Agile Game Development: Tales From The Trenches

By Noel Llopis
12 November 2006


Still curious about how to apply agile development to games? These presentations from Gamefest 2006 and the Montréal Games Summit 2006 give an overview of agile game development, and then get into some of the practices we use at High Moon Studios.


Comments

Page 5: White text on white picture? O_o lol

Posted by: wursel at November 14, 2006 07:56 AM

Yeah, sorry about the white on white. There was an animation in that page, and the text wasn't supposed to be turned on when the picture was there. I guess those are the things lost when you export them to pdf. I figured that was a better format than OO Impress (or MS Powerpoint).

Posted by: Noel Llopis at November 14, 2006 09:57 PM

The Gamefest '06 audio link currently appears to be pointing at a very handy zip file containing XNA and Visual Studio. Any chance of linking to where the audio actually is?

Posted by: Dave Mariner at November 16, 2006 07:46 AM

Dave,

The zip file includes the audio and slides for all the sessions in the XNA and Visual Studio track. My presentation was listed as Intro to Agile Game Development. I know it's a big download, but I'm not sure whether I can make that file available for download by itself.

Posted by: Noel Llopis at November 16, 2006 12:41 PM

Hi Noel,

I've been reading your blog and appreciate the effort you've put into bringing new ideas to the wider audience of the games industry. Thanks.

Perhaps you can help me understand the UnitTest++ philosophy, though? I find myself struggling to believe how you can set up a system that runs several thousand tests in a fraction of a second and tells you anything you didn't already know.

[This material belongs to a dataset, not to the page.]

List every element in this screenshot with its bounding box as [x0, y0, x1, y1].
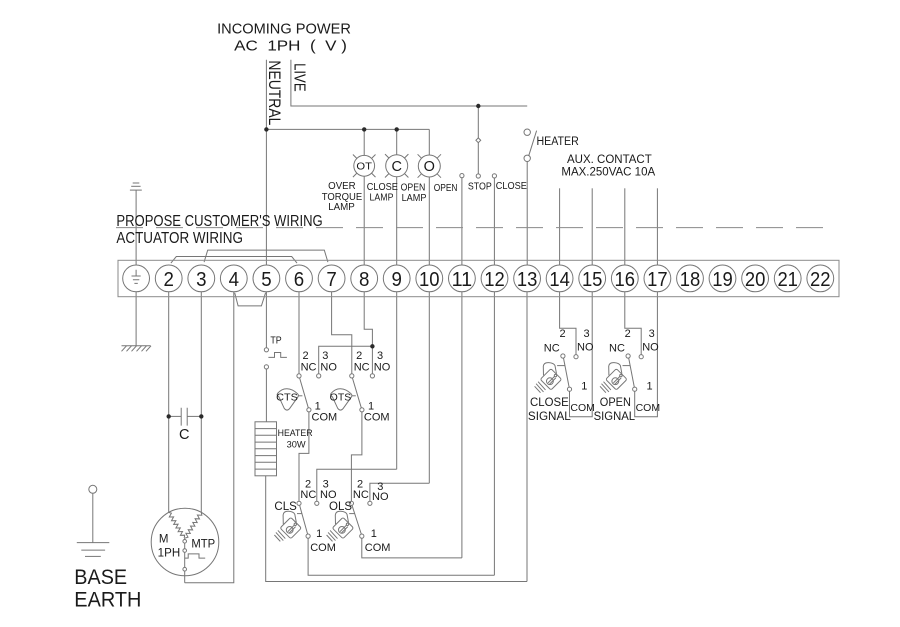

I mean, it's either dealing with real game data to do it's tests, in which case, how is it managing to load all that data in fast enough? Or, it's not, in which case it's not telling you anything useful, surely? It's not telling you if your code will behave as it should with real data, it's telling you that your code will behave as it should if provided solely with contrived test data.

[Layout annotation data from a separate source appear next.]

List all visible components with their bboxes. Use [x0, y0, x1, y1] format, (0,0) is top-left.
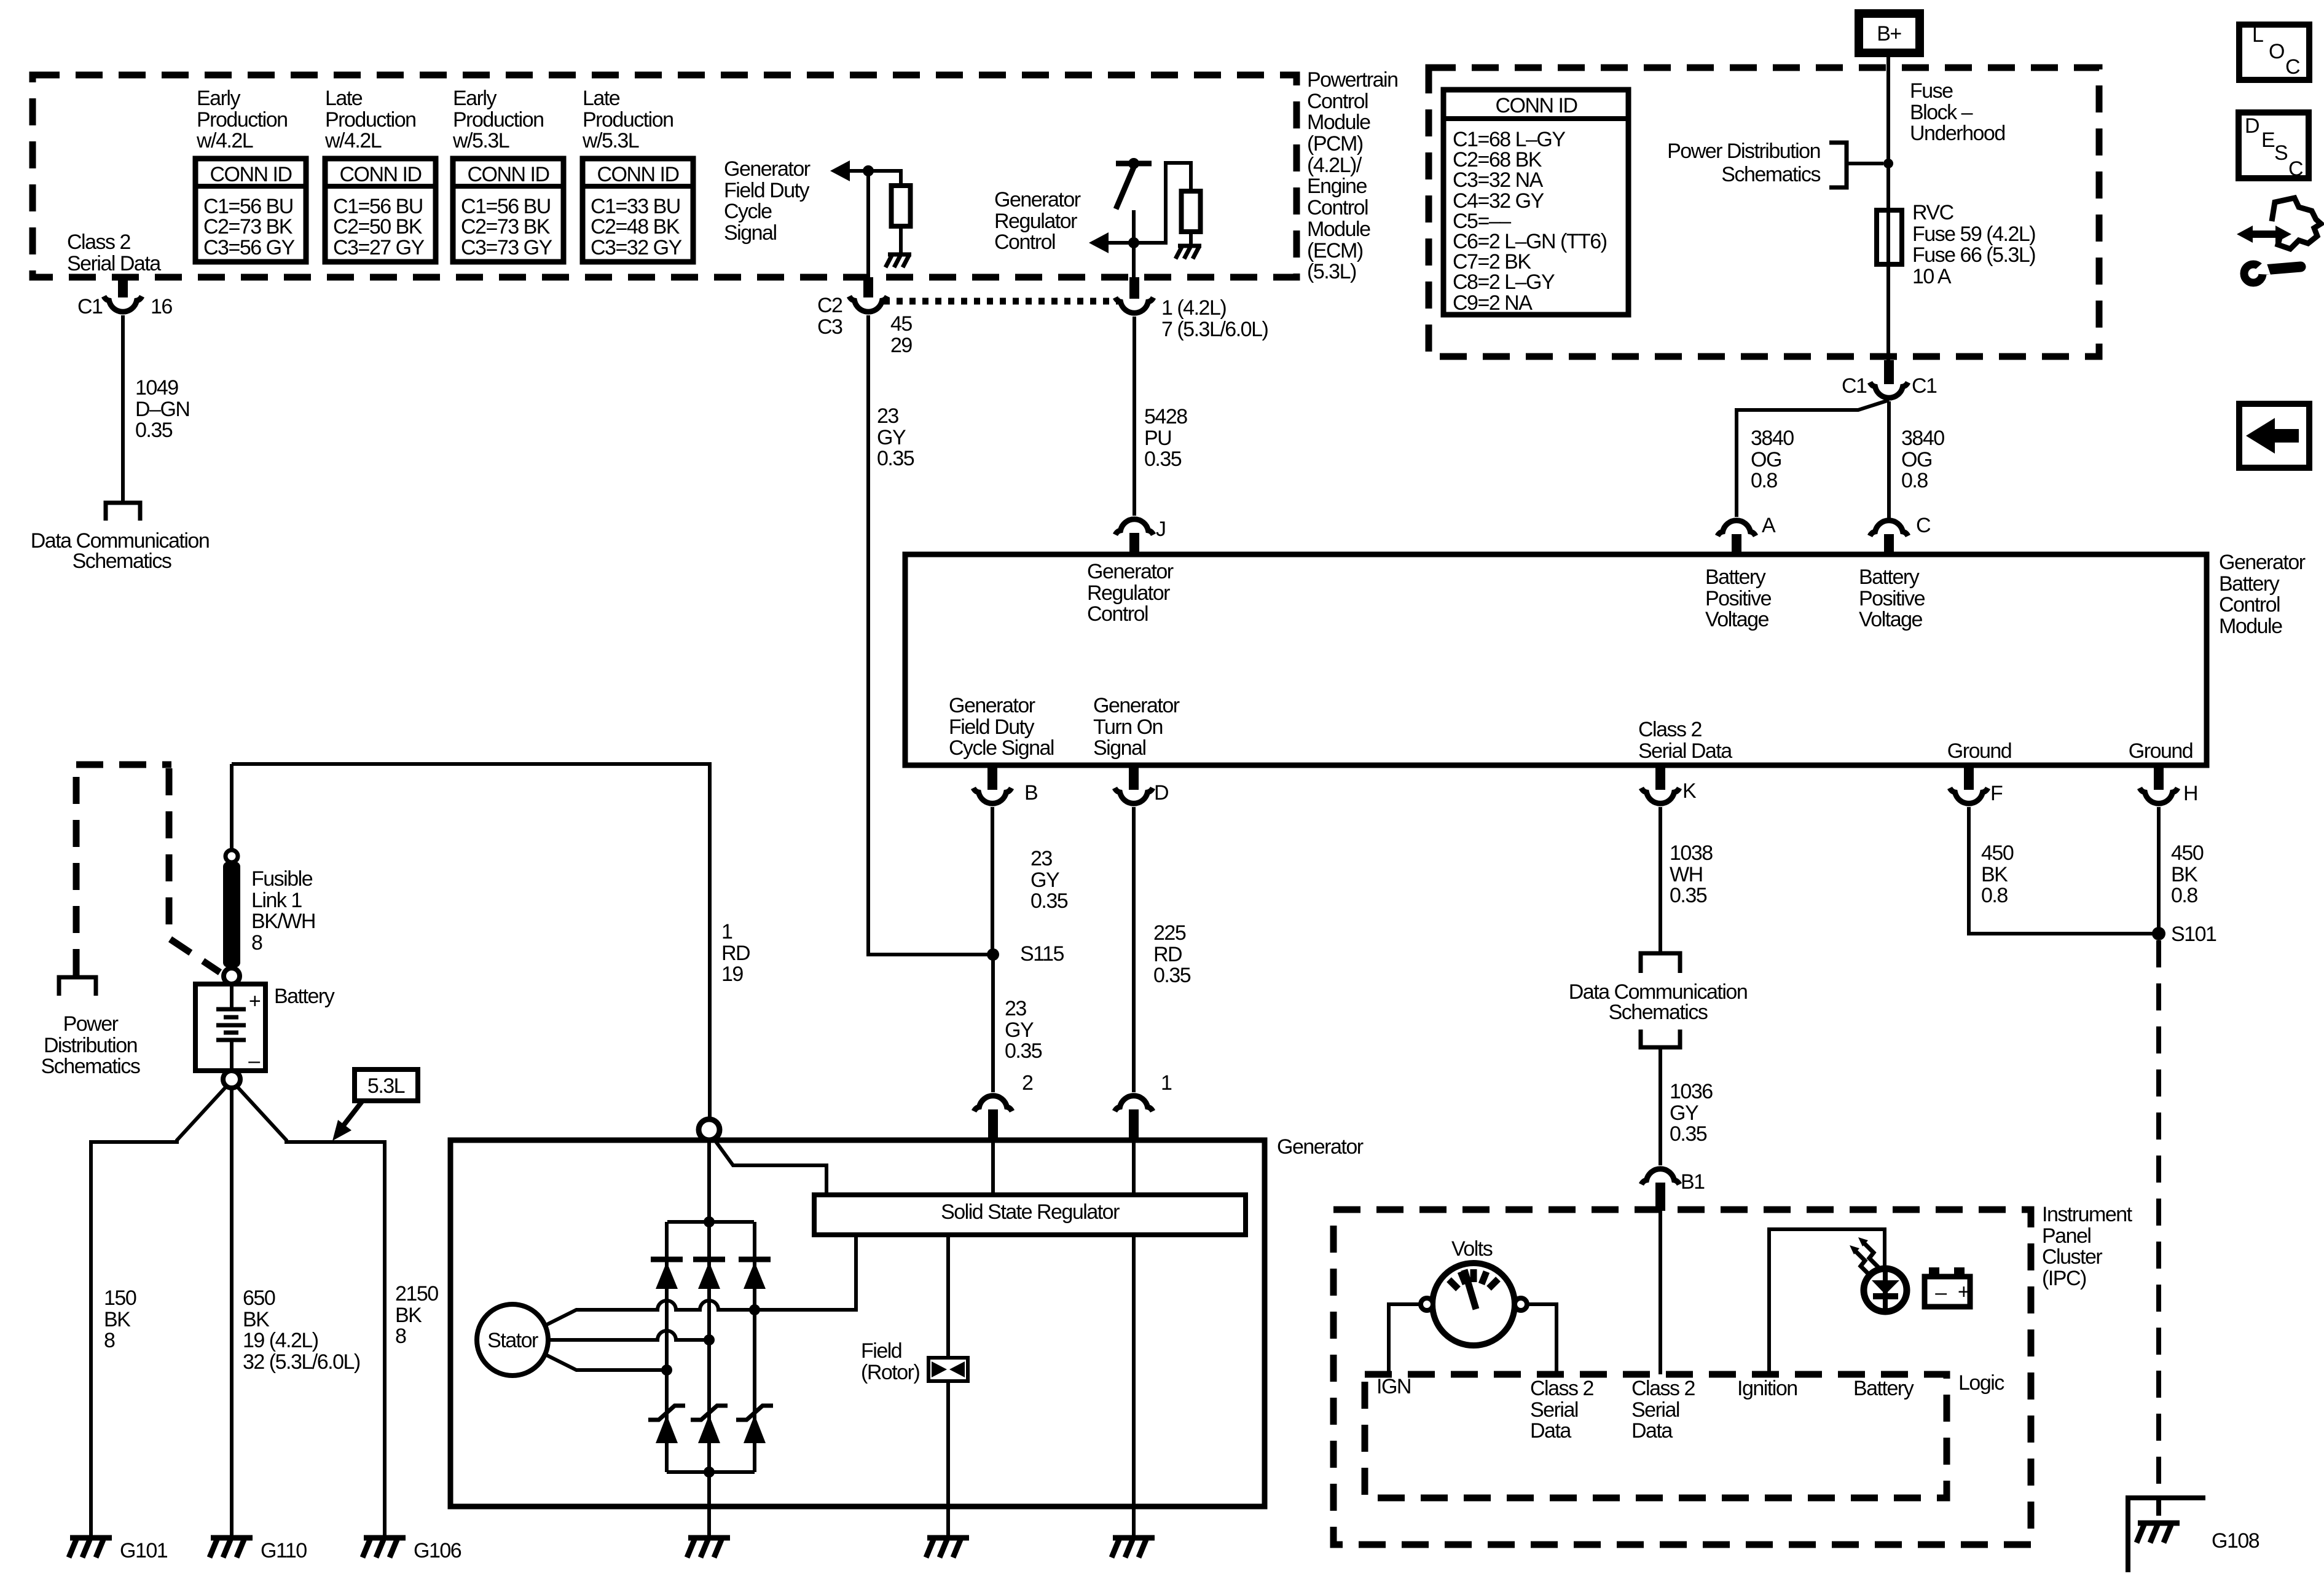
svg-text:0.8: 0.8 [1901, 469, 1928, 492]
svg-text:1 (4.2L): 1 (4.2L) [1161, 296, 1226, 320]
svg-text:C2=48 BK: C2=48 BK [591, 215, 680, 238]
svg-text:Regulator: Regulator [994, 210, 1077, 233]
svg-text:C1: C1 [1912, 374, 1937, 398]
svg-text:Late: Late [583, 87, 620, 110]
svg-text:Underhood: Underhood [1910, 122, 2005, 145]
svg-text:8: 8 [104, 1329, 115, 1352]
svg-text:Regulator: Regulator [1087, 581, 1170, 605]
svg-text:Cluster: Cluster [2042, 1245, 2102, 1269]
svg-text:19 (4.2L): 19 (4.2L) [243, 1329, 318, 1352]
svg-text:45: 45 [890, 312, 912, 336]
svg-text:0.35: 0.35 [877, 447, 914, 470]
svg-text:Module: Module [2219, 615, 2282, 638]
svg-text:Panel: Panel [2042, 1224, 2090, 1248]
svg-text:1036: 1036 [1670, 1080, 1713, 1103]
svg-text:H: H [2183, 782, 2197, 805]
svg-text:450: 450 [1981, 841, 2014, 865]
svg-text:CONN ID: CONN ID [467, 163, 549, 186]
svg-text:Generator: Generator [2219, 551, 2306, 574]
svg-text:0.8: 0.8 [1751, 469, 1777, 492]
svg-text:Production: Production [583, 108, 673, 132]
svg-text:Generator: Generator [1277, 1135, 1364, 1159]
svg-text:Generator: Generator [724, 157, 811, 181]
svg-text:–: – [248, 1049, 260, 1073]
svg-text:Generator: Generator [1087, 560, 1174, 583]
svg-text:Signal: Signal [1093, 736, 1146, 760]
svg-text:+: + [249, 990, 261, 1013]
svg-text:Signal: Signal [724, 221, 777, 245]
svg-text:(4.2L)/: (4.2L)/ [1307, 154, 1362, 177]
svg-text:0.35: 0.35 [135, 419, 173, 442]
svg-text:Battery: Battery [274, 985, 335, 1008]
svg-text:WH: WH [1670, 863, 1703, 886]
svg-text:Cycle Signal: Cycle Signal [949, 736, 1054, 760]
svg-text:BK: BK [2171, 863, 2198, 886]
svg-text:Block –: Block – [1910, 101, 1973, 124]
svg-text:C3=32 GY: C3=32 GY [591, 236, 682, 259]
svg-text:Ground: Ground [2129, 739, 2192, 763]
svg-text:Power Distribution: Power Distribution [1667, 140, 1820, 163]
svg-text:0.35: 0.35 [1005, 1039, 1042, 1063]
svg-text:Control: Control [1307, 90, 1368, 113]
svg-text:Engine: Engine [1307, 175, 1367, 198]
svg-text:B: B [1024, 781, 1037, 805]
svg-text:Module: Module [1307, 111, 1370, 134]
svg-text:S101: S101 [2171, 923, 2216, 946]
svg-text:Voltage: Voltage [1705, 608, 1769, 631]
svg-text:Turn On: Turn On [1093, 715, 1163, 739]
svg-text:C3=27 GY: C3=27 GY [333, 236, 425, 259]
svg-text:0.8: 0.8 [2171, 884, 2197, 907]
svg-text:0.35: 0.35 [1670, 1122, 1707, 1146]
svg-text:w/4.2L: w/4.2L [196, 129, 253, 152]
svg-text:C3=32 NA: C3=32 NA [1453, 168, 1544, 192]
svg-text:Fuse: Fuse [1910, 79, 1953, 103]
svg-text:(Rotor): (Rotor) [861, 1361, 919, 1384]
svg-text:RVC: RVC [1912, 201, 1954, 224]
svg-text:Serial Data: Serial Data [1638, 739, 1732, 763]
svg-text:10 A: 10 A [1912, 265, 1952, 288]
svg-text:Powertrain: Powertrain [1307, 68, 1398, 92]
svg-text:S: S [2274, 141, 2288, 165]
svg-text:1049: 1049 [135, 376, 178, 400]
svg-text:Generator: Generator [949, 694, 1035, 717]
svg-text:Instrument: Instrument [2042, 1203, 2133, 1226]
svg-text:C1: C1 [77, 295, 103, 318]
svg-text:2150: 2150 [395, 1282, 438, 1305]
svg-text:C8=2 L–GY: C8=2 L–GY [1453, 270, 1555, 294]
svg-text:Logic: Logic [1958, 1371, 2004, 1395]
svg-text:Ignition: Ignition [1737, 1377, 1797, 1400]
svg-text:C3: C3 [817, 315, 842, 339]
svg-text:GY: GY [1030, 868, 1059, 892]
svg-text:2: 2 [1022, 1071, 1033, 1095]
svg-text:A: A [1762, 514, 1776, 537]
svg-text:CONN ID: CONN ID [1495, 94, 1577, 117]
svg-text:8: 8 [251, 931, 262, 955]
svg-text:Early: Early [197, 87, 240, 110]
svg-text:5.3L: 5.3L [367, 1074, 405, 1098]
svg-text:Module: Module [1307, 218, 1370, 241]
svg-text:23: 23 [1030, 847, 1052, 870]
svg-text:Production: Production [325, 108, 416, 132]
svg-text:1: 1 [1161, 1071, 1172, 1095]
svg-text:Fusible: Fusible [251, 867, 313, 891]
svg-text:Power: Power [63, 1012, 119, 1036]
svg-text:B1: B1 [1681, 1170, 1705, 1194]
svg-text:CONN ID: CONN ID [339, 163, 421, 186]
svg-text:150: 150 [104, 1286, 136, 1310]
svg-text:Control: Control [994, 230, 1055, 254]
svg-text:Volts: Volts [1451, 1237, 1493, 1261]
svg-text:GY: GY [1005, 1018, 1034, 1042]
svg-text:23: 23 [877, 404, 898, 428]
svg-text:23: 23 [1005, 997, 1026, 1020]
svg-text:Early: Early [453, 87, 497, 110]
svg-text:Schematics: Schematics [1609, 1001, 1708, 1024]
svg-text:G108: G108 [2212, 1529, 2259, 1553]
svg-text:Schematics: Schematics [41, 1055, 140, 1078]
svg-text:L: L [2252, 23, 2263, 47]
svg-text:Positive: Positive [1859, 587, 1925, 610]
svg-text:650: 650 [243, 1286, 275, 1310]
svg-text:C3=56 GY: C3=56 GY [203, 236, 295, 259]
svg-text:G101: G101 [120, 1539, 168, 1562]
svg-text:w/4.2L: w/4.2L [324, 129, 382, 152]
svg-text:C2=73 BK: C2=73 BK [203, 215, 293, 238]
svg-text:Field Duty: Field Duty [724, 179, 810, 202]
svg-text:OG: OG [1751, 448, 1781, 471]
svg-text:GY: GY [1670, 1101, 1698, 1125]
svg-text:D–GN: D–GN [135, 398, 189, 421]
svg-text:Generator: Generator [1093, 694, 1180, 717]
svg-text:Battery: Battery [1853, 1377, 1914, 1400]
svg-text:BK: BK [1981, 863, 2008, 886]
svg-text:Class 2: Class 2 [67, 230, 130, 254]
svg-text:Battery: Battery [2219, 572, 2280, 596]
svg-text:Control: Control [2219, 593, 2280, 616]
svg-text:F: F [1990, 782, 2003, 805]
svg-text:S115: S115 [1020, 942, 1064, 966]
svg-text:B+: B+ [1877, 22, 1901, 45]
svg-text:Cycle: Cycle [724, 200, 772, 223]
svg-text:19: 19 [721, 963, 743, 986]
svg-text:Schematics: Schematics [1721, 163, 1820, 186]
svg-text:Class 2: Class 2 [1530, 1377, 1593, 1400]
svg-text:D: D [2245, 114, 2259, 138]
svg-text:Stator: Stator [487, 1329, 538, 1352]
svg-text:OG: OG [1901, 448, 1932, 471]
svg-text:C: C [1916, 514, 1931, 537]
svg-text:(PCM): (PCM) [1307, 132, 1363, 156]
svg-text:C1: C1 [1842, 374, 1867, 398]
svg-text:Data: Data [1530, 1419, 1571, 1443]
svg-text:3840: 3840 [1901, 427, 1944, 450]
svg-text:RD: RD [1153, 943, 1182, 966]
svg-text:D: D [1154, 781, 1168, 805]
svg-text:5428: 5428 [1144, 405, 1187, 428]
svg-text:Class 2: Class 2 [1631, 1377, 1695, 1400]
svg-text:+: + [1958, 1280, 1969, 1304]
svg-text:Serial Data: Serial Data [67, 252, 161, 275]
svg-text:BK: BK [243, 1308, 270, 1331]
svg-text:Production: Production [453, 108, 544, 132]
svg-text:Fuse 66 (5.3L): Fuse 66 (5.3L) [1912, 243, 2035, 267]
svg-text:450: 450 [2171, 841, 2204, 865]
svg-text:CONN ID: CONN ID [210, 163, 291, 186]
svg-text:3840: 3840 [1751, 427, 1794, 450]
svg-text:Class 2: Class 2 [1638, 718, 1702, 741]
svg-text:Ground: Ground [1947, 739, 2011, 763]
svg-text:0.8: 0.8 [1981, 884, 2008, 907]
svg-text:O: O [2269, 40, 2284, 63]
svg-text:7 (5.3L/6.0L): 7 (5.3L/6.0L) [1161, 318, 1268, 341]
svg-text:(ECM): (ECM) [1307, 239, 1363, 262]
svg-text:Data: Data [1631, 1419, 1673, 1443]
svg-text:(IPC): (IPC) [2042, 1267, 2086, 1290]
svg-text:Late: Late [325, 87, 363, 110]
svg-text:Battery: Battery [1859, 565, 1920, 589]
svg-text:0.35: 0.35 [1144, 447, 1182, 471]
svg-text:0.35: 0.35 [1030, 889, 1068, 913]
svg-text:IGN: IGN [1376, 1375, 1411, 1398]
svg-text:Voltage: Voltage [1859, 608, 1923, 631]
svg-text:8: 8 [395, 1325, 406, 1348]
svg-text:w/5.3L: w/5.3L [452, 129, 509, 152]
svg-text:C9=2 NA: C9=2 NA [1453, 291, 1533, 315]
svg-text:(5.3L): (5.3L) [1307, 260, 1356, 283]
svg-text:Control: Control [1087, 602, 1148, 626]
svg-text:Battery: Battery [1705, 565, 1766, 589]
svg-text:BK/WH: BK/WH [251, 910, 315, 933]
svg-text:BK: BK [104, 1308, 131, 1331]
svg-text:0.35: 0.35 [1153, 964, 1191, 987]
svg-text:CONN ID: CONN ID [597, 163, 678, 186]
svg-text:Serial: Serial [1530, 1398, 1578, 1422]
svg-text:w/5.3L: w/5.3L [582, 129, 639, 152]
svg-text:16: 16 [151, 295, 172, 318]
svg-text:G110: G110 [261, 1539, 307, 1562]
svg-text:Fuse 59 (4.2L): Fuse 59 (4.2L) [1912, 222, 2035, 246]
svg-text:–: – [1935, 1281, 1947, 1304]
svg-text:Field: Field [861, 1339, 901, 1363]
svg-text:C2=50 BK: C2=50 BK [333, 215, 423, 238]
svg-text:1038: 1038 [1670, 841, 1713, 865]
svg-text:Link 1: Link 1 [251, 889, 302, 912]
svg-text:Field Duty: Field Duty [949, 715, 1035, 739]
svg-text:0.35: 0.35 [1670, 884, 1707, 907]
svg-text:Generator: Generator [994, 188, 1081, 211]
svg-text:GY: GY [877, 426, 906, 449]
svg-text:Schematics: Schematics [73, 549, 171, 573]
svg-text:G106: G106 [414, 1539, 461, 1562]
svg-text:E: E [2261, 128, 2275, 152]
svg-text:C: C [2288, 157, 2303, 181]
svg-text:Solid State Regulator: Solid State Regulator [941, 1200, 1120, 1224]
svg-text:32 (5.3L/6.0L): 32 (5.3L/6.0L) [243, 1350, 360, 1374]
svg-text:J: J [1156, 518, 1166, 541]
svg-text:29: 29 [890, 334, 912, 357]
svg-text:C: C [2285, 55, 2300, 79]
svg-text:C2: C2 [817, 294, 842, 317]
svg-text:RD: RD [721, 942, 750, 965]
svg-text:Control: Control [1307, 196, 1368, 219]
svg-text:K: K [1682, 779, 1697, 803]
svg-text:1: 1 [721, 920, 732, 943]
svg-text:Serial: Serial [1631, 1398, 1679, 1422]
svg-text:Distribution: Distribution [44, 1034, 137, 1057]
svg-text:C3=73 GY: C3=73 GY [461, 236, 552, 259]
svg-text:PU: PU [1144, 427, 1171, 450]
svg-text:Positive: Positive [1705, 587, 1772, 610]
svg-text:Production: Production [197, 108, 288, 132]
svg-text:BK: BK [395, 1304, 422, 1327]
svg-text:225: 225 [1153, 921, 1186, 945]
svg-text:C2=73 BK: C2=73 BK [461, 215, 551, 238]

Secondly, UnitTesting appears to approach the problem from the bottom-up in comparison to the typical QA approach of tackling if from the top-down (see http://www.romsteady.net/blog/ for interesting perspectives on this). My guess is neither method really catches the "middle-ground" issues that can plague development - large scale quirks that only become apparent when multiple systems interact and are notoriously difficult to describe succinctly in a bug report.

Finally, how would you design a UnitTest to verify that an idle timeout is occuring correctly (e.g. front end menu times-out to play an attract-mode video), without it taking (e.g.) 30 seconds to run? And if it doesn't take 30 seconds to run, what exactly are you testing?